Consequently, Israel’s Prime Minister Benjamin Netanyahu should release and share the complete technical record immediately with the Supreme Court prosecutors handling the prosecutions. This step would equip Spanish judicial authorities with evidence to assess foreign influence in decisions that damaged the security interests of Israel and its North Atlantic Treaty Organization partners. Coordination with Morocco on a joint technical summary would reinforce the defensive character of the 2021 operation and highlight the risks posed by compromised leadership inside a key European Union member state.

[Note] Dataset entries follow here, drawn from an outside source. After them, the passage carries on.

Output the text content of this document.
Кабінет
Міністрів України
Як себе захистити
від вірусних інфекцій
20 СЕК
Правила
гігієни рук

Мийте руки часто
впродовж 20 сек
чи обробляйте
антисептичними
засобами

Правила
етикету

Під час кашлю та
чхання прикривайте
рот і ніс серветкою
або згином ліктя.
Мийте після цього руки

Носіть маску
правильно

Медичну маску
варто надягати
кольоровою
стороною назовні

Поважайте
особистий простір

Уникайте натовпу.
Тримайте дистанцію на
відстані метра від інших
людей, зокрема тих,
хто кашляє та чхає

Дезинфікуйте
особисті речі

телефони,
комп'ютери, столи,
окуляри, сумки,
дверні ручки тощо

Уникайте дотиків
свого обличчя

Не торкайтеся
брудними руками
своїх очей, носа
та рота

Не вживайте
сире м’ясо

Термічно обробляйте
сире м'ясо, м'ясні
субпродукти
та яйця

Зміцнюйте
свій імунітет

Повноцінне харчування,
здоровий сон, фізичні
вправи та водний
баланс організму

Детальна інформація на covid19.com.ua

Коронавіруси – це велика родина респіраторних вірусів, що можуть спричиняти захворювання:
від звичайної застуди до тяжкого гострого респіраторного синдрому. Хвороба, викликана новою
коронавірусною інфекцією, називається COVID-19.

Israel can and must further condition progress under the European Union-Israel Association Agreement—which sustains more than $49 billion in annual two-way trade—on Spain’s reversal of policies hostile to Israeli security and concrete steps to purge the corruption now documented at the highest levels of government. Sánchez is still pushing for the termination of that agreement without serious strategic punishment. A redacted public release of key technical findings would alert European Union capitals that a prime minister facing multiple indictments and a second police raid on his party headquarters in recent months cannot credibly anchor the southern flank against Iranian power projection along the Strait of Gibraltar.